The International Rare Diseases Research Consortium hopes to develop 200 new drugs for rare diseases by 2020, and it seems as if things are better than on track. The FDA granted 77 orphan drug approvals last year and granted 476 orphan drug designation requests, according to law firm Hyman, Phelps & McNamara. Costs for these orphan drugs are skyrocketing.

As these drugs come to market, David Calabrese, RPh, MHP, Managed Healthcare Executive (MHE) editorial advisor and OptumRx’s senior vice president and chief pharmacy officer, discusses ways to stabilize economics, access, and appropriate use.

MHE: What can be done to balance economic efficiency with proper access and appropriate use?

Calabrese: I see four key areas that must be addressed. First, the evaluation of the clinical evidence and projected financial impact must be conducted in as robust and proactive a manner as possible. Ideally, pharmacy and therapeutics committees should be conducting these assessments prior to FDA approval to most effectively protect clients and their members from undo financial burden and safety risk. 

Secondly, utilization management programs must be designed in as comprehensive and academically rigorous a fashion as possible to limit usage to those patients most appropriate for such therapy.  

Third, once patients initiate therapy, close monitoring and care management support is essential to ensure maximal adherence, achievement of therapeutic goals, and that benefits obtained outweigh any unforeseen safety/tolerability issues. 

Finally, population-based analytics will be critical to assess both short- and long-term real-world outcomes for those receiving these therapies.  This will ensure clinical protocols and support mechanisms can be enhanced and refined to optimize clinical and financial benefits.
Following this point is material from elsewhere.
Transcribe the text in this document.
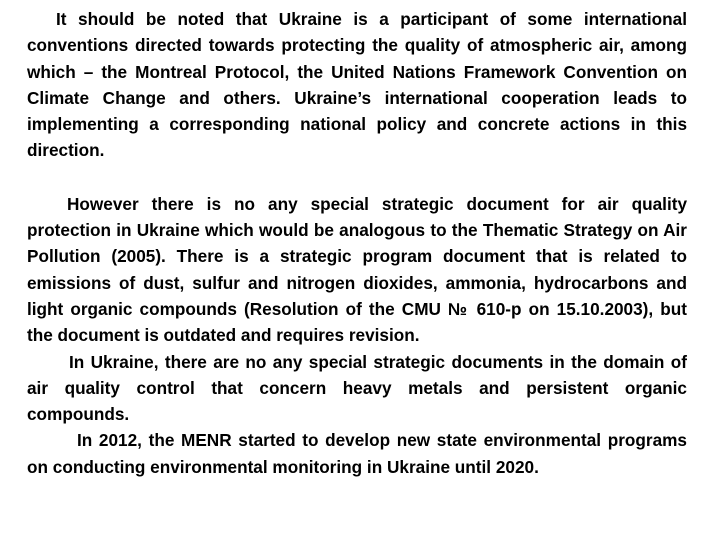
It should be noted that Ukraine is a participant of some international conventions directed towards protecting the quality of atmospheric air, among which – the Montreal Protocol, the United Nations Framework Convention on Climate Change and others. Ukraine’s international cooperation leads to implementing a corresponding national policy and concrete actions in this direction.

However there is no any special strategic document for air quality protection in Ukraine which would be analogous to the Thematic Strategy on Air Pollution (2005). There is a strategic program document that is related to emissions of dust, sulfur and nitrogen dioxides, ammonia, hydrocarbons and light organic compounds (Resolution of the CMU № 610-р on 15.10.2003), but the document is outdated and requires revision.

In Ukraine, there are no any special strategic documents in the domain of air quality control that concern heavy metals and persistent organic compounds.

In 2012, the MENR started to develop new state environmental programs on conducting environmental monitoring in Ukraine until 2020.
MHE: Which new drugs categories in the near-term pipeline will have the most significant impact on pharmacy cost trends over the next three to five years?

Calabrese: Newer options for the treatment and prevention of migraines and cluster headaches (CGRP antagonists) will be long-awaited additions to the options available for helping to manage migraine frequency and severity in this rather sizable patient cohort. As a result, uptake has the potential to be rapid and substantial. 

Several drugs are also in late-stage development for treatment of nonalcoholic steatohepatitis. This class is of key significance as there are no FDA-approved treatment options and an estimated 16 million U.S. adults with this condition.

There are numerous drugs, primarily biologic, that are in development for the treatment of Alzheimer’s disease. These include drugs in novel classes like the BACE inhibitors and RAGE antagonists. With the aging of the population, increased prevalence of disease, and limited array of effective treatment options, these drugs also hold the potential for significant market penetration should clinical data prove positive.

MHE: How can pharmacy benefit management best change to become more holistic and integrated in focus and function?

Calabrese:  This will require major industry transformation encompassing, but not be limited to:

• Enhanced data integration (medical, pharmacy, lab, EHR, behavioral health, and social determinants of health);
• Advanced analytic support including real-world evidence assessment, predictive analytics, and machine learning; 
• Progressive, consumer-focused digital resources and engagement vehicles;
• Point-of-service provider engagement tools fully-integrated into daily work flow;
• Newer formulary and utilization management models that de-emphasize rebates and promote greatest value;
• Reformed business models that deliver optimal transparency in all clinical, operational, and financial offerings; and
• Greater alignment with target clinical and financial goals between PBMs and clients. 

Tracey Walker is Content Manager for Managed Healthcare Executive.